We’re doing performance reviews at SEOmoz right now. It’s tough, because on the one hand, I agree with a lot of the general criticism of traditional reviews and I’ve seen plenty of data to suggest that classic reviews can have negatives that outweigh their value. Some good reading on that here: 1, 2, 3, and 4.
On the other side, we have a critical need for reviews (or something like them) in order to:
- Create formal touchpoints for managers and employees that help give direction, focus, and tangible recognition
- Provide a reliable, understandable, familiar path to increasing financial compensation
- Build temporally bound periods for setting, achieving, and evaluating longer-term goals that may not be pragmatic or possible to judge in weekly 1:1s
- Give substantial, well-documented data for performance evaluation (this is critical for legal/regulatory reasons)
- Offer known evaluation points on the roadmap for promotions in title and/or responsibility
These needs are real, and so far, I haven’t found the creative solution that solves for these (that doesn’t just feel like “performance reviews” with a different name).
What I have found are some general practices that help to improve reviews. Specifically, seven of them:
- Tie reviews to core values: The company’s core values (TAGFEE for us) should be directly connected to performance reviews, baked right into the descriptions and the rating criteria. I’m shocked how few organizations rate their team on the things they profess to put above financial/goal performance. Don’t just include the language, center the components of a review around core values.

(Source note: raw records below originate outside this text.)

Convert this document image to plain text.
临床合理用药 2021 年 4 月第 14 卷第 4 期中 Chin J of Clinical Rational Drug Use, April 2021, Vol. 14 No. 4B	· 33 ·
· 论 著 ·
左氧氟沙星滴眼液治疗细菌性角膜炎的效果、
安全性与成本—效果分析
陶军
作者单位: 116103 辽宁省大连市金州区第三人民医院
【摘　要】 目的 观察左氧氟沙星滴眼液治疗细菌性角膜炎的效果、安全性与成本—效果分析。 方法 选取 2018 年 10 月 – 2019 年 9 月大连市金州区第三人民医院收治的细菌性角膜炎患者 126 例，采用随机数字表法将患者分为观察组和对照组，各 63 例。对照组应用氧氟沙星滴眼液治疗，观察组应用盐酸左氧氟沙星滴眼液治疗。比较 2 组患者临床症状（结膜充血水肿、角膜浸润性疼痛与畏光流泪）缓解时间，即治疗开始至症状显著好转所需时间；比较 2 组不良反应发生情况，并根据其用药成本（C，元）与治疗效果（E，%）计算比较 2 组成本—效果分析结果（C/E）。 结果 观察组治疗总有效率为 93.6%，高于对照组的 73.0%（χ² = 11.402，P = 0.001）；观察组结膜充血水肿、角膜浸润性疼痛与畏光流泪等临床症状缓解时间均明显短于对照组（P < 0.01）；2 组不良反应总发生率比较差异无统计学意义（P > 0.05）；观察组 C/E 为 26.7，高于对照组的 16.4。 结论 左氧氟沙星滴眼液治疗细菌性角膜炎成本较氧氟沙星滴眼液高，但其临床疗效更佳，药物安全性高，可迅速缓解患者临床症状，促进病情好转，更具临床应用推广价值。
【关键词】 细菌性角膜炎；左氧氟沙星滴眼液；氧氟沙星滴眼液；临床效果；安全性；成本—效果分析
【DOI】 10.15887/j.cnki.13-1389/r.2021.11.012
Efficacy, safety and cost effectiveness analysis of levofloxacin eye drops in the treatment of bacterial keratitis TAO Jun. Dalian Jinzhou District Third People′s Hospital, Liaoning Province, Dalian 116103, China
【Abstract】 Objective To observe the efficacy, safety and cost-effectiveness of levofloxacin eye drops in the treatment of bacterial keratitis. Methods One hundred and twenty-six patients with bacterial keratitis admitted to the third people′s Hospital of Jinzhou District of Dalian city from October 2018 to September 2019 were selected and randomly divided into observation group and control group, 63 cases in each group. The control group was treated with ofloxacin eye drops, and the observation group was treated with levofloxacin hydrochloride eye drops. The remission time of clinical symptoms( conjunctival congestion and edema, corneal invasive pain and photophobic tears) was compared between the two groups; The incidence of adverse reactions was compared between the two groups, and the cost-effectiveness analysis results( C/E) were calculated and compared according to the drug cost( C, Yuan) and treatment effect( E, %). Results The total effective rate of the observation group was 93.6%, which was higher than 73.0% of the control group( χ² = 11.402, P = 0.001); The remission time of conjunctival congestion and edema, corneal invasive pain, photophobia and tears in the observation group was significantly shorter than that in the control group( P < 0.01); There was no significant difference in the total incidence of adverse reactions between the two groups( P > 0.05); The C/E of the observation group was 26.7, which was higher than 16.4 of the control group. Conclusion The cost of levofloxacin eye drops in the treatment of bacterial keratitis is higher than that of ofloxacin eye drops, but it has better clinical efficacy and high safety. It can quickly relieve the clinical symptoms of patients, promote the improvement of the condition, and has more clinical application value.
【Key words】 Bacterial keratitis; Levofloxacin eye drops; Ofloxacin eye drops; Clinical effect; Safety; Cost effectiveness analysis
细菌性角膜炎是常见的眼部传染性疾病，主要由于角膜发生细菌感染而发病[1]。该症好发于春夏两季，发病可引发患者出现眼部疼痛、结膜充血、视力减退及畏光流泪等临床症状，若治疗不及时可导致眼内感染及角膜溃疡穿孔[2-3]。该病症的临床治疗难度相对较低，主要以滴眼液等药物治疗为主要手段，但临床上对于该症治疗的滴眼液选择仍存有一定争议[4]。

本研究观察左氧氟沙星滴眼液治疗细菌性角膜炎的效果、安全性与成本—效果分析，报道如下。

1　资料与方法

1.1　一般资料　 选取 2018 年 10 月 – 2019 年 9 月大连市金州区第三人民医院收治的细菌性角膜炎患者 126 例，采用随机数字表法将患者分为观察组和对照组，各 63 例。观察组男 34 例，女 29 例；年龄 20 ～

- No review should ever be a surprise: Every week (or close to it), in 1:1s, managers at Moz should be letting their reports know how they’re doing on a qualitative scale that reflects the ratings at review time. In 1:1s, I like making this part of the discussion around how happy you are, what could make you happier, what you feel your performance is, and what I can do to help you improve it. It fits naturally at the end of those topics and it sets expectations that can then be fulfilled come reviews.
- Rating scales should be simple and obvious: Don’t use a lot of jargon or raw numbers that don’t have definitions. We’ve had reasonable success with our scale – unsatisfactory → needs improvement → meets expectations → exceeds expectations → outstanding. If you’re going above and beyond the call of duty, you’re “exceeding expectations.” If you’re doing your job well, you’re “meeting expectations.” If you’ve achieved far more than what’s been asked of you, helped others to achieve their goals, and had a massive positive impact on the company’s overall performance, you’re “outstanding.” Doing this with a 1-5 scale creates far more subjectivity because the numerical system is inherently non-explicit and lacks the descriptive element.
- Make your “meets expectations” rating a positive thing: Whatever your middle rating is, make sure your team and your managers know that people who are doing a very good job at the tasks and responsibilities expected of them have earned that rating and should be proud of it. I hate when people get this idea that “meets expectations” isn’t a good rating. I’ve never given myself higher than that on a performance review and I don’t believe I’ve ever earned it. Like grade inflation in schools, the “meeting expectations is a low score” mentality can be poisonous.
- Collect team feedback (360s), but don’t let these directly influence ratings: We implemented 360s (very simple ones) a couple years ago, and so far, I really like them. We give the opportunity for both anonymous and transparent feedback, and we make it clear that anonymous feedback will be less valued and less influential. We don’t have team members give qualitative/quantitative “ratings,” though, as we’ve seen/heard that this can create political incentives. Instead, this practice is more about hearing what your team members love about you, and where they think you can improve. Managers can see this feedback, and when someone’s having a tough time seeing a weakness (or recognizing a strength), the social proof really helps.
- Create disincentives for politics: This can’t just be baked into reviews, it has to be embedded in the culture and the incentives for advancement/influence that playing politics, even if you do it well, will earn scorn and probably dismissal. At Moz, I don’t care if you’re the smartest person on the team, the one doing the best work, the only one with critical institutional knowledge, or that you carry a serum that can cure my terrible back pain. If I see you’re trying to make others look bad to make yourself look good or similar shit, we are going to have a very frank talk, possibly followed by a severance offer. Nearly everything negative said about performance reviews relates back to a culture of politics.
- Make the CEO’s review available: One of the things we’ve tried that I’ve liked so far is to have me share my review company-wide. It helps set the tone and it lets team members, particularly new folks, have a data point for comparison. This review period, I feel awful because I think I actually forgot to do this (though I’ve traditionally sent it to everyone in the past). I’m going to remedy that very soon.
- Do self-reviews first: We all do our own performance reviews first, including giving ourselves overall ratings. This helps tremendously both with creating the right expectations, and empathizing with the review process and our reviewers. It’s fairly uncommon for reviewers to disagree with the scores of their reviewees (probably only 25% of the time), and half or more of those are when reviewers think their reviewees deserve higher ratings.